Each channel delivers up to 200 A continuous, with 300 A available as a 60-second pulse.
Can the system perform EIS during galvanostatic cycling?
Yes—real-time superimposed EIS (10 mHz–10 kHz) is supported on every channel without interrupting DC current control.
Is temperature measurement synchronized with electrochemical data?
Yes—PoE-powered temperature units provide hardware-timestamped readings aligned to within ±10 µs of current/voltage samples.
How does the energy-recycling feature impact facility infrastructure?

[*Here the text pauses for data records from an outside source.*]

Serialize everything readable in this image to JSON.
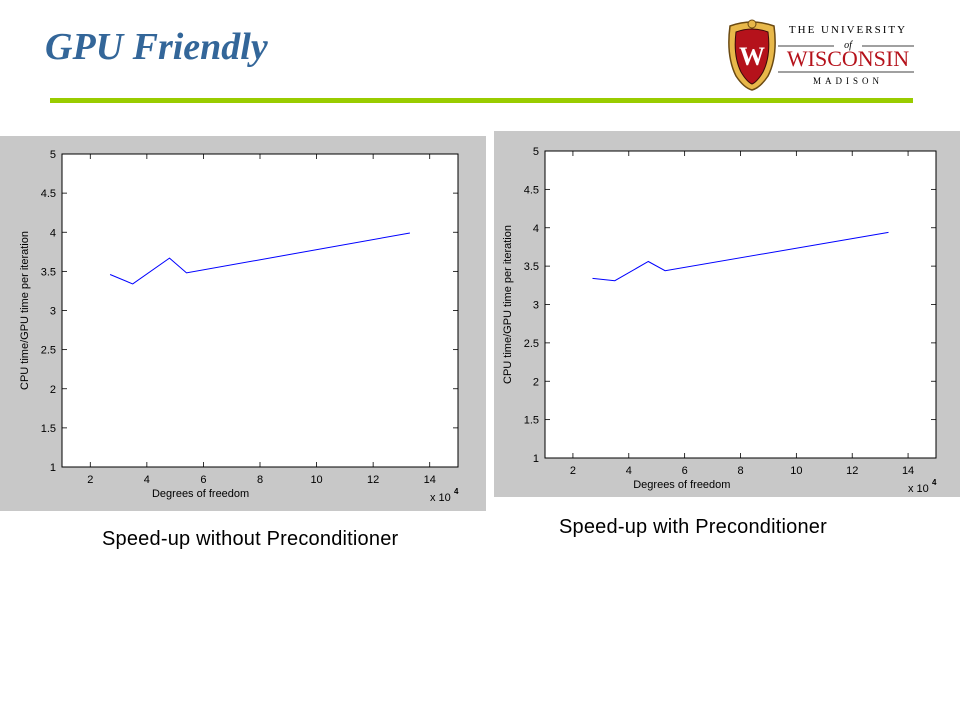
{
  "slide": {
    "title": "GPU Friendly",
    "logo": {
      "line1": "THE UNIVERSITY",
      "line2": "of",
      "line3": "WISCONSIN",
      "line4": "MADISON",
      "shield_letter": "W"
    },
    "colors": {
      "title": "#336699",
      "rule": "#99cc00",
      "crest": "#b5121b",
      "line": "#0000ff"
    }
  },
  "captions": {
    "left": "Speed-up without Preconditioner",
    "right": "Speed-up with Preconditioner"
  },
  "chart_data": [
    {
      "type": "line",
      "xlabel": "Degrees of freedom",
      "ylabel": "CPU time/GPU time per iteration",
      "x_multiplier": "x 10",
      "x_multiplier_exp": "4",
      "xlim": [
        1,
        15
      ],
      "ylim": [
        1,
        5
      ],
      "xticks": [
        2,
        4,
        6,
        8,
        10,
        12,
        14
      ],
      "yticks": [
        1,
        1.5,
        2,
        2.5,
        3,
        3.5,
        4,
        4.5,
        5
      ],
      "ytick_labels": [
        "1",
        "1.5",
        "2",
        "2.5",
        "3",
        "3.5",
        "4",
        "4.5",
        "5"
      ],
      "grid": false,
      "series": [
        {
          "color": "#0000ff",
          "x": [
            2.7,
            3.5,
            4.8,
            5.4,
            13.3
          ],
          "y": [
            3.46,
            3.34,
            3.67,
            3.48,
            3.99
          ]
        }
      ]
    },
    {
      "type": "line",
      "xlabel": "Degrees of freedom",
      "ylabel": "CPU time/GPU time per iteration",
      "x_multiplier": "x 10",
      "x_multiplier_exp": "4",
      "xlim": [
        1,
        15
      ],
      "ylim": [
        1,
        5
      ],
      "xticks": [
        2,
        4,
        6,
        8,
        10,
        12,
        14
      ],
      "yticks": [
        1,
        1.5,
        2,
        2.5,
        3,
        3.5,
        4,
        4.5,
        5
      ],
      "ytick_labels": [
        "1",
        "1.5",
        "2",
        "2.5",
        "3",
        "3.5",
        "4",
        "4.5",
        "5"
      ],
      "grid": false,
      "series": [
        {
          "color": "#0000ff",
          "x": [
            2.7,
            3.5,
            4.7,
            5.3,
            13.3
          ],
          "y": [
            3.34,
            3.31,
            3.56,
            3.44,
            3.94
          ]
        }
      ]
    }
  ]
}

It eliminates need for dedicated HVAC for power electronics, reduces peak demand by >85%, and allows standard 208 V/30 A circuits to support full 40-channel 42U racks.
Does the system support ASTM D7282 or ISO 12405-4 test protocols out of the box?
Yes—preconfigured test templates and compliance reporting modules are included for both standards, with configurable pass/fail thresholds and statistical process control charts.